Artı Gerçek-Halkların Demokratik Partisi (HDP) Kadın Meclisi Sözcüsü Ayşe Acar Başaran, Ankara Cumhuriyet Başsavcılığı’nda yürütülen ve 50 kadın hakkında gözaltı kararı verilen soruşturma kapsamında tutuklanan sekiz Tevgera Jinên Azad (Özgür Kadın Hareketi - TJA) aktivisti kadın hakkında konuştu.
AKP-MHP iktidarının siyasetini Kürt ve kadın düşmanlığı üzerinden şekillendirdiğini belirten Başaran, temel amacın “Kürtlere ve kadınlara bir yüz yıl daha kaybettirme” politikası olduğuna işaret etti.

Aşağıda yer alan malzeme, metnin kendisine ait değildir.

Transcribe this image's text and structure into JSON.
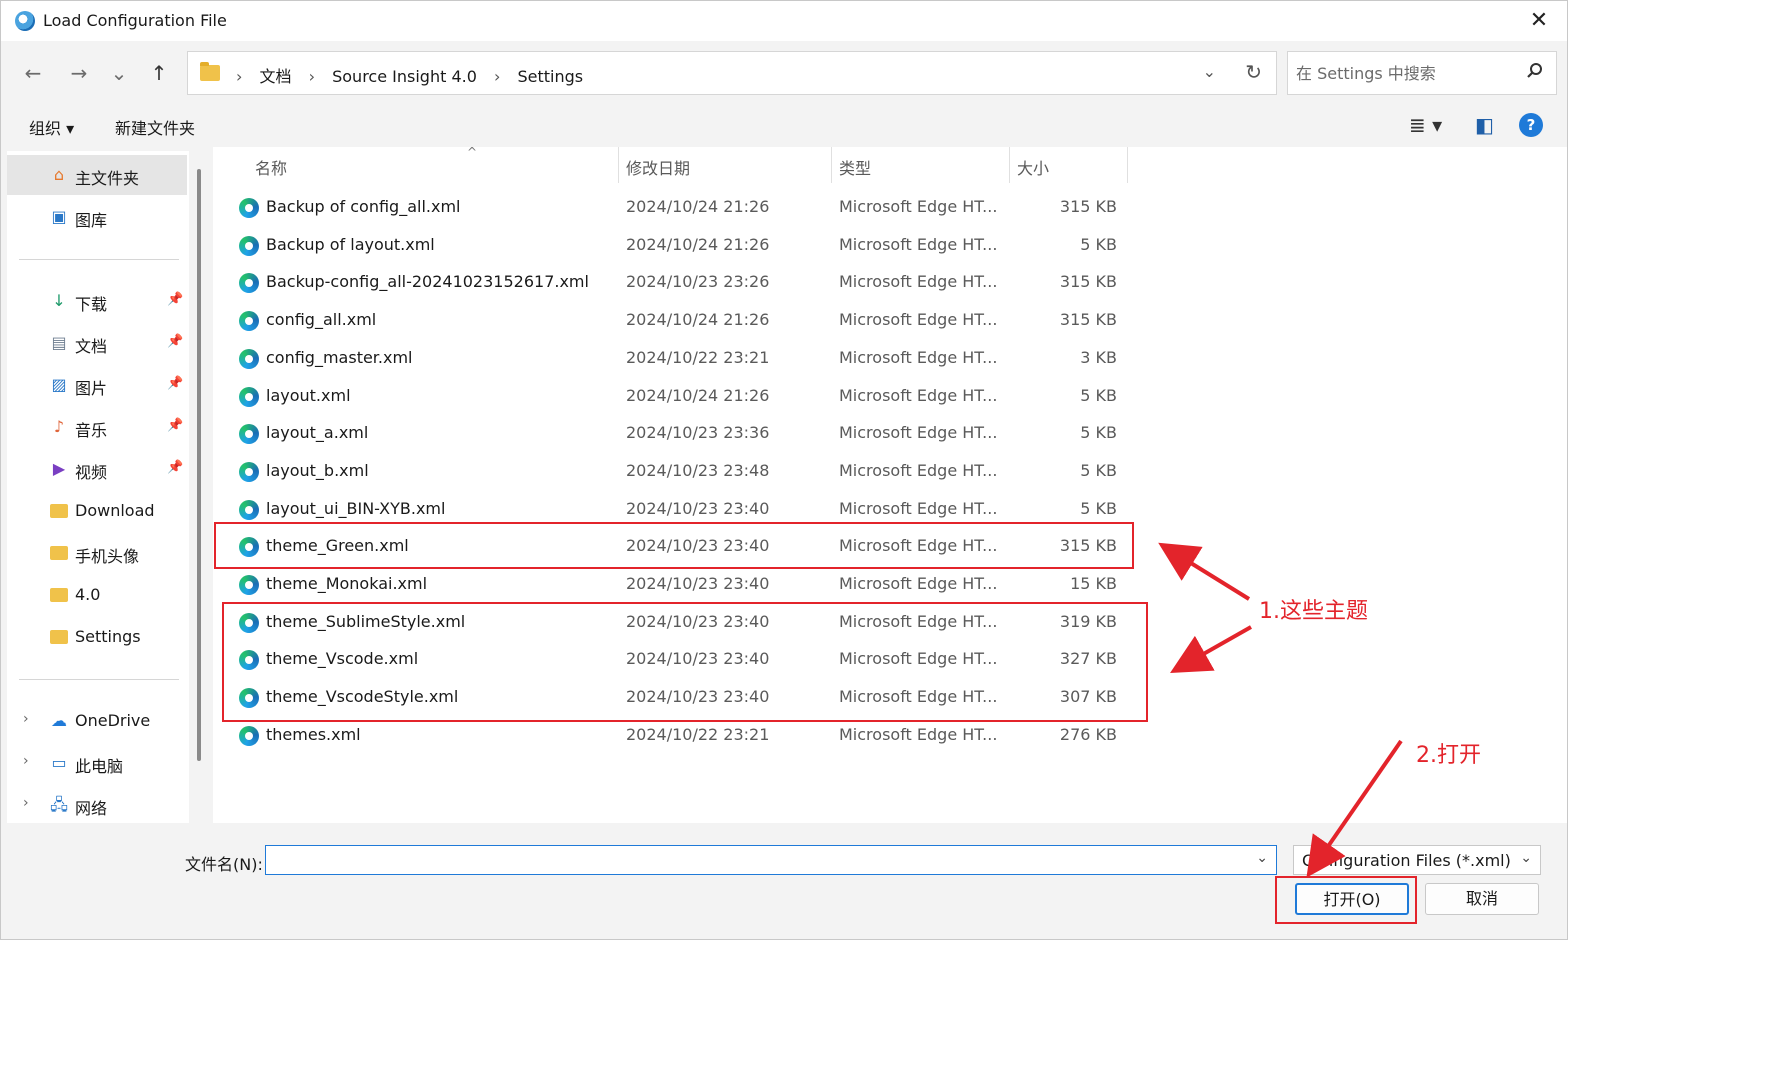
{
  "window": {
    "title": "Load Configuration File",
    "close_glyph": "✕"
  },
  "nav": {
    "back": "←",
    "forward": "→",
    "recent": "⌄",
    "up": "↑",
    "breadcrumbs": [
      "文档",
      "Source Insight 4.0",
      "Settings"
    ],
    "crumb_sep": "›",
    "dropdown": "⌄",
    "refresh": "↻"
  },
  "search": {
    "placeholder": "在 Settings 中搜索",
    "icon": "search-icon"
  },
  "toolbar": {
    "organize": "组织 ▾",
    "new_folder": "新建文件夹",
    "view_icon": "≣ ▾",
    "pane_icon": "◧",
    "help": "?"
  },
  "sidebar": {
    "items": [
      {
        "label": "主文件夹",
        "icon": "⌂",
        "pin": ""
      },
      {
        "label": "图库",
        "icon": "▣",
        "pin": ""
      },
      {
        "label": "下载",
        "icon": "↓",
        "pin": "📌"
      },
      {
        "label": "文档",
        "icon": "▤",
        "pin": "📌"
      },
      {
        "label": "图片",
        "icon": "▨",
        "pin": "📌"
      },
      {
        "label": "音乐",
        "icon": "♪",
        "pin": "📌"
      },
      {
        "label": "视频",
        "icon": "▶",
        "pin": "📌"
      },
      {
        "label": "Download",
        "icon": "",
        "pin": ""
      },
      {
        "label": "手机头像",
        "icon": "",
        "pin": ""
      },
      {
        "label": "4.0",
        "icon": "",
        "pin": ""
      },
      {
        "label": "Settings",
        "icon": "",
        "pin": ""
      },
      {
        "label": "OneDrive",
        "icon": "☁",
        "expand": "›"
      },
      {
        "label": "此电脑",
        "icon": "▭",
        "expand": "›"
      },
      {
        "label": "网络",
        "icon": "🖧",
        "expand": "›"
      }
    ]
  },
  "columns": {
    "name": "名称",
    "date": "修改日期",
    "type": "类型",
    "size": "大小",
    "sort_caret": "^"
  },
  "files": [
    {
      "name": "Backup of config_all.xml",
      "date": "2024/10/24 21:26",
      "type": "Microsoft Edge HT...",
      "size": "315 KB"
    },
    {
      "name": "Backup of layout.xml",
      "date": "2024/10/24 21:26",
      "type": "Microsoft Edge HT...",
      "size": "5 KB"
    },
    {
      "name": "Backup-config_all-20241023152617.xml",
      "date": "2024/10/23 23:26",
      "type": "Microsoft Edge HT...",
      "size": "315 KB"
    },
    {
      "name": "config_all.xml",
      "date": "2024/10/24 21:26",
      "type": "Microsoft Edge HT...",
      "size": "315 KB"
    },
    {
      "name": "config_master.xml",
      "date": "2024/10/22 23:21",
      "type": "Microsoft Edge HT...",
      "size": "3 KB"
    },
    {
      "name": "layout.xml",
      "date": "2024/10/24 21:26",
      "type": "Microsoft Edge HT...",
      "size": "5 KB"
    },
    {
      "name": "layout_a.xml",
      "date": "2024/10/23 23:36",
      "type": "Microsoft Edge HT...",
      "size": "5 KB"
    },
    {
      "name": "layout_b.xml",
      "date": "2024/10/23 23:48",
      "type": "Microsoft Edge HT...",
      "size": "5 KB"
    },
    {
      "name": "layout_ui_BIN-XYB.xml",
      "date": "2024/10/23 23:40",
      "type": "Microsoft Edge HT...",
      "size": "5 KB"
    },
    {
      "name": "theme_Green.xml",
      "date": "2024/10/23 23:40",
      "type": "Microsoft Edge HT...",
      "size": "315 KB"
    },
    {
      "name": "theme_Monokai.xml",
      "date": "2024/10/23 23:40",
      "type": "Microsoft Edge HT...",
      "size": "15 KB"
    },
    {
      "name": "theme_SublimeStyle.xml",
      "date": "2024/10/23 23:40",
      "type": "Microsoft Edge HT...",
      "size": "319 KB"
    },
    {
      "name": "theme_Vscode.xml",
      "date": "2024/10/23 23:40",
      "type": "Microsoft Edge HT...",
      "size": "327 KB"
    },
    {
      "name": "theme_VscodeStyle.xml",
      "date": "2024/10/23 23:40",
      "type": "Microsoft Edge HT...",
      "size": "307 KB"
    },
    {
      "name": "themes.xml",
      "date": "2024/10/22 23:21",
      "type": "Microsoft Edge HT...",
      "size": "276 KB"
    }
  ],
  "annotations": {
    "themes_note": "1.这些主题",
    "open_note": "2.打开",
    "color": "#e3242b"
  },
  "footer": {
    "filename_label": "文件名(N):",
    "filename_value": "",
    "filetype": "Configuration Files (*.xml)",
    "dropdown": "⌄",
    "open": "打开(O)",
    "cancel": "取消"
  }
}
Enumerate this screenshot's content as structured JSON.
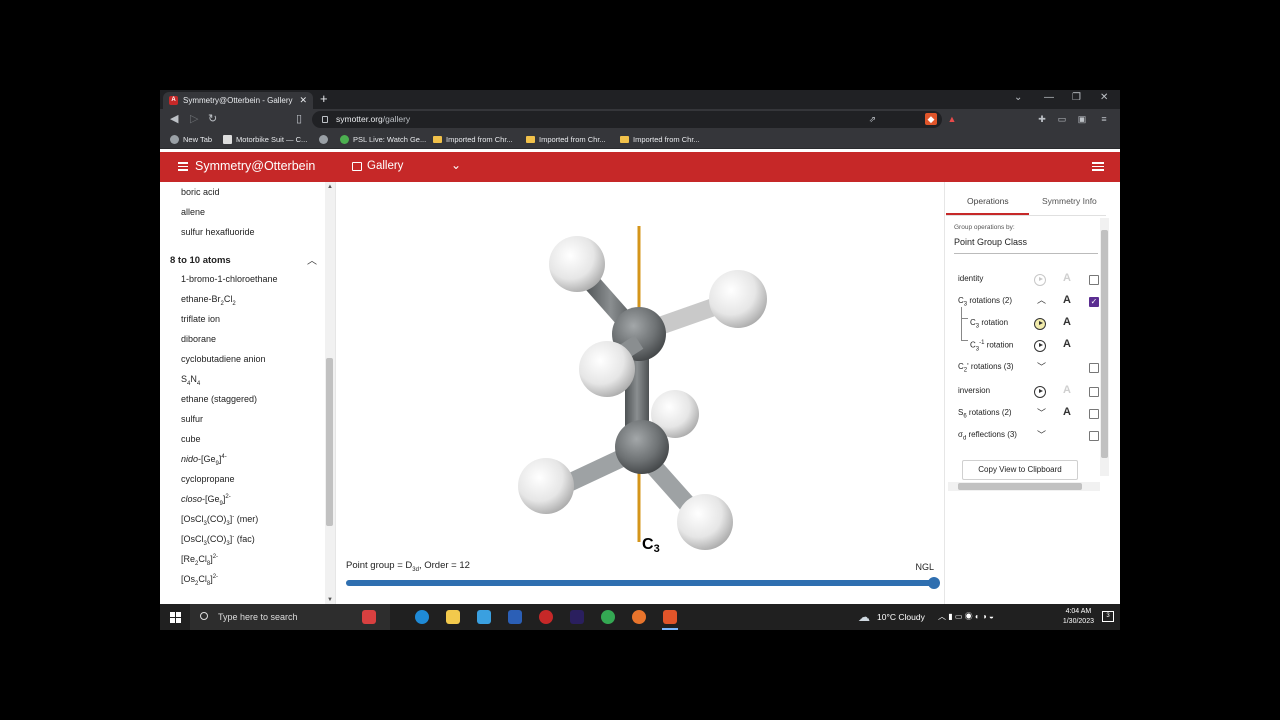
{
  "browser": {
    "tab_title": "Symmetry@Otterbein - Gallery",
    "url_host": "symotter.org",
    "url_path": "/gallery",
    "bookmarks": [
      "New Tab",
      "Motorbike Suit — C...",
      "PSL Live: Watch Ge...",
      "Imported from Chr...",
      "Imported from Chr...",
      "Imported from Chr..."
    ]
  },
  "app": {
    "title": "Symmetry@Otterbein",
    "nav_label": "Gallery"
  },
  "sidebar": {
    "top_items": [
      "boric acid",
      "allene",
      "sulfur hexafluoride"
    ],
    "group_title": "8 to 10 atoms",
    "items": [
      "1-bromo-1-chloroethane",
      "ethane-Br2Cl2",
      "triflate ion",
      "diborane",
      "cyclobutadiene anion",
      "S4N4",
      "ethane (staggered)",
      "sulfur",
      "cube",
      "nido-[Ge9]4-",
      "cyclopropane",
      "closo-[Ge9]2-",
      "[OsCl3(CO)3]- (mer)",
      "[OsCl3(CO)3]- (fac)",
      "[Re2Cl8]2-",
      "[Os2Cl8]2-"
    ]
  },
  "viewer": {
    "axis_label": "C3",
    "point_group_text": "Point group = D3d, Order = 12",
    "renderer": "NGL",
    "slider_value": 1.0
  },
  "panel": {
    "tabs": [
      "Operations",
      "Symmetry Info"
    ],
    "group_by_label": "Group operations by:",
    "group_by_value": "Point Group Class",
    "operations": [
      {
        "label": "identity",
        "checked": false
      },
      {
        "label": "C3 rotations (2)",
        "checked": true,
        "expanded": true
      },
      {
        "label": "C3 rotation",
        "child": true
      },
      {
        "label": "C3-1 rotation",
        "child": true
      },
      {
        "label": "C2' rotations (3)",
        "checked": false
      },
      {
        "label": "inversion",
        "checked": false
      },
      {
        "label": "S6 rotations (2)",
        "checked": false
      },
      {
        "label": "σd reflections (3)",
        "checked": false
      }
    ],
    "copy_button": "Copy View to Clipboard"
  },
  "taskbar": {
    "search_placeholder": "Type here to search",
    "weather": "10°C  Cloudy",
    "time": "4:04 AM",
    "date": "1/30/2023",
    "notifications": "3"
  }
}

‘KADINLAR SADECE ŞİDDETE KARŞI DEĞİL, SAVAŞA VE TECRİDE KARŞI DA ALANLARDAYDI’
Mezopotamya Ajansı’na yer alan haberde 25 Kasım Kadına Yönelik Şiddete Karşı Uluslararası Mücadele Günü kapsamında meydanlara çıkan kadınlara yönelik saldırıları hatırlatan Başaran, şunları söyledi:
“Dünyada 25 Kasım'a girilirken kadınlar erkek şiddetiyle karşı karşıya kaldı. Her kentte bir kadının katledildiği, tacize tecavüze uğradığı, emek sömürüsüne maruz kaldığı, devletin üniformalılarının hedefi haline geldiği bir noktada, sokağa çıkan kadınlar büyük bir şiddet, baskı, gözaltı ve işkenceyle karşı karşıya kaldı. İktidar bu saldırılarla kadınlara ‘biat edin’ mesajı verdi. Ama kadınlar biat etmeyeceğini, meydanlarda çıkarak gösterdi. Kadınlar sadece şiddete karşı değil, savaşa ve tecride karşı da alanlardaydı. Bir taraftan Güney Kurdistan’da bir işgal söz konusu iken, diğer taraftan da Rojava'ya yönelik kara operasyonu planları yapılıyor. Kadınlar savaşa karşı olduklarını gösterdi, Rojava'da ortaya çıkan kadın özgürlükçü paradigmayı savunacaklarını ortaya koydu.”
‘İKTİDAR NE KADAR KORKTUĞUNU GÖSTERDİ’
Ankara merkezli soruşturma kapsamında kadınların gözaltına alınması ve tutuklanmasının bu saldırılardan bağımsız olmadığını söyleyen Başaran, “Uzun bir süredir kadınlara, özellikle Kürt kadınlara ve kadın hareketine büyük saldırılar var. Bu saldırılar, iktidarın dünyaya yayılan kadın mücadelesinden ne karar korktuğunu gösteriyor. Kadınların tutuklanması da ne kadar korktuğunun göstergesidir” ifadelerini kullandı.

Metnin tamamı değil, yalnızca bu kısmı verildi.